In this tutorial, we will compare two worksets using feature Frequency, Dunnings Log Likelihood and Term Frequency/Inverse Document Frequency
On the Workbench Project page, select the Worksets Comparison tool and click continue. You can also double-click the tool icon to continue.
The Workset Feature Comparison toolset
allows users to select two worksets and compare them in terms of unique word-forms (spellings) or groups of related word forms (lemma). It offers several different ways of performing these comparisons. Note that you can use the Export Features button to create tab separated (TSV) raw data for use in spreadsheets or other analytics programs.
Select the workset "genre: play-comedy" (creating worksets is covered in the tutorial Define Worksets) in the First Workset dropdown box.
In the Second Workset dropdown box, select "genre: play-history." These pre-defined worksets respectively contain all the comedy and history plays in the MONK datastore. We will be comparing works in these two worksets, according to criteria we select below.
Before performing the comparison, we also need to select the analysis method. Select Frequency Comparison. Next we need to select the feature category to compare, with options for (Spelling or Lemma). For this tutorial, select spelling. We also need to provide the Number of Features. This specifies the top most frequently appearing features in each workset. Finally, select the feature class; for this demonstration select Adjective.
The comparison process may take some time to finish, particularly when comparing large worksets.
The Spellings of the top n number of adjectives are displayed in three groups: the most frequent Spellings that appear uniquely in the First Workset, the most frequent Spellings that appear uniquely in the Second Workset, and the Spellings that are most frequent in both Worksets..
Clicking on any result shows the occurrence of the result in a chart displaying frequency of usage over the time period of the two Worksets selected.
Similarly, selecting multiple results (alt-click in Windows; command-click on Macs) shows the occurrence of each of the result in the chart allowing for comparison within the results themselves.
Select the "genre:play-comedy" workset (creating worksets is covered in the tutorial for Define Worksets) in the First Workset dropdown box.

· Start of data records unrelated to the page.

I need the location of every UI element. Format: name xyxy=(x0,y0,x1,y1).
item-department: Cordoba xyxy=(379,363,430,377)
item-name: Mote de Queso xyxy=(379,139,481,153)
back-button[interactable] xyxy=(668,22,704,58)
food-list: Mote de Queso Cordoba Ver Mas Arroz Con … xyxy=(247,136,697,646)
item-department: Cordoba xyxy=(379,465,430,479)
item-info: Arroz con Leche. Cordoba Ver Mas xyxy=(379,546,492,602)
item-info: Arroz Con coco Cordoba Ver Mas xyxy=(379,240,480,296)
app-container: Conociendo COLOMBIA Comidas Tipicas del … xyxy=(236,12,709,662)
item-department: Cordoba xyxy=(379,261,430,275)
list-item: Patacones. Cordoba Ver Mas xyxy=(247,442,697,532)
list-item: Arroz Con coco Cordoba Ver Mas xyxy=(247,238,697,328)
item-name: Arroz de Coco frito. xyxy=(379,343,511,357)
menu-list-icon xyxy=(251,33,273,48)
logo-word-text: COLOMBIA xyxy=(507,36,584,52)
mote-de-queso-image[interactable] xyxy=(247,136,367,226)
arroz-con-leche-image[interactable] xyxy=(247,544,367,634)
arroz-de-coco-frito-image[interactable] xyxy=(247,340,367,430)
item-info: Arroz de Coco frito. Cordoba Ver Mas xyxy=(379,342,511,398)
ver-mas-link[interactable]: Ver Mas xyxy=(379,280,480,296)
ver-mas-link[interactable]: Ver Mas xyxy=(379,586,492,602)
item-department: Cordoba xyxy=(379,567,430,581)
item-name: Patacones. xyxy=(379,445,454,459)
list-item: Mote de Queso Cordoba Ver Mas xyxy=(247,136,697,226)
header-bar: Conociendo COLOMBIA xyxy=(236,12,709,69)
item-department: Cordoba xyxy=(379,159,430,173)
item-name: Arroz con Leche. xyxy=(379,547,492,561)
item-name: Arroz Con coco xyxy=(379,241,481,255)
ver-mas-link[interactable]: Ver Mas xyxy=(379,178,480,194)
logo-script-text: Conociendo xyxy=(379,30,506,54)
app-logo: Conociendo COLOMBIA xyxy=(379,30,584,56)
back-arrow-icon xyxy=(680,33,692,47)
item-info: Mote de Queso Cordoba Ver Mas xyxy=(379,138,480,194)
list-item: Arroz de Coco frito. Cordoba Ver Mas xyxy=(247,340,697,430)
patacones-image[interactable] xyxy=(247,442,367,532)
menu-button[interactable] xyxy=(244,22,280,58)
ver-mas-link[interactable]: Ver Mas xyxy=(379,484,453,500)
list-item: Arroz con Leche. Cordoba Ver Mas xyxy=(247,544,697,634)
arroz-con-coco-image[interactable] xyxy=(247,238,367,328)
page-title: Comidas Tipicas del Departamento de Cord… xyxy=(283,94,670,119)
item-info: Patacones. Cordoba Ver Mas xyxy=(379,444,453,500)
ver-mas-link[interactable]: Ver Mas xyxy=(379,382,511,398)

In the Second Workset dropdown box, select the "genre:play-history" workset. We will be comparing works in these two worksets, according to criteria we select below.
Select Dunnings Log Likelihood as the analysis method, selecting the first workset (genre:play-comedy) as the reference set.
Select Minimum Frequency from the drop down. This specifies the minimum frequency for a term to be considered in the analysis.
Other options are not available for Dunnings Analysis.
Press the Compare button.
This feature comparison process takes some time, particularly when comparing larger groups of works.
The result is displayed as a word cloud. Word colors indicate their overuse (black), underuse (silver) and size indicates the extent of their overuse or underuse.
Clicking on any of the words, in this case strange displays the word within the works where it occurs. You can also use the "Toggle show all" to display every occurrence of that word in the workset, rather than just a few.
Select "genre:play-comedy" workset (creating worksets is covered in the tutorial for Define Worksets) in the First Workset dropdown box.
In the Second Workset dropdown box, select "genre: play-history" (the set of all historical plays in the MONK datastore). We will be comparing works in these two worksets, according to criteria we select below.
Make selections for Feature (either Spelling or Lemma), Number of Features, and Feature Class. We will select IDF as the analysis method, with the first workset as the reference set. Press the Compare button.
Clicking on any of the feature, for example, the word children, displays the frequency of usage over the time period in the two Worksets selected.
Selecting multiple results (alt-click in Windows, command-click on Macs) shows the occurrences over time for all selected features, allowing for comparison.
Click the continue link at the bottom right to view the documents. This toolstep displays the Work Selection tool and the Advanced Viewer tool. Select the document in Work Selection tool and the document text along with Table of Content and Bibliographic Information will appear on the right.
This tool also has a concordance search function, available under the "options" pane. The concordance search function allows you to form three different types of queries. You can search by part of speech, by lemma or by spelling. For example, to search for all nouns in a work you would form the query "* (n)". The lemma search works in the same way as the selection pane. For example, to search for the lemma love as a noun, form the query "love (n)." Spelling is simplest; just type the word you're looking for.
The concordance search also accepts the "*" and "|" operators used throughout MONK. You may not combine different types of searches. For example, searching spelling and lemma in one query (ex. "king (n*) | life") will not work. If you use multiple terms in a query, the concordance search will assume "or" statements between them.
The advanced viewer also has a TEI header tab available under options. This gives a variety of contextual information about the document, including its provenance.
The results can be viewed according to multiple groupings.
The Score of each work in the results indicates its similarity to the works in the First Workset, a score closer to 1.0 indicates higher similarity.
The Work Selection tool displays the results of the analysis in tabular form, as well as on a timeline and in a pie chart.
The results can also be saved as a workset.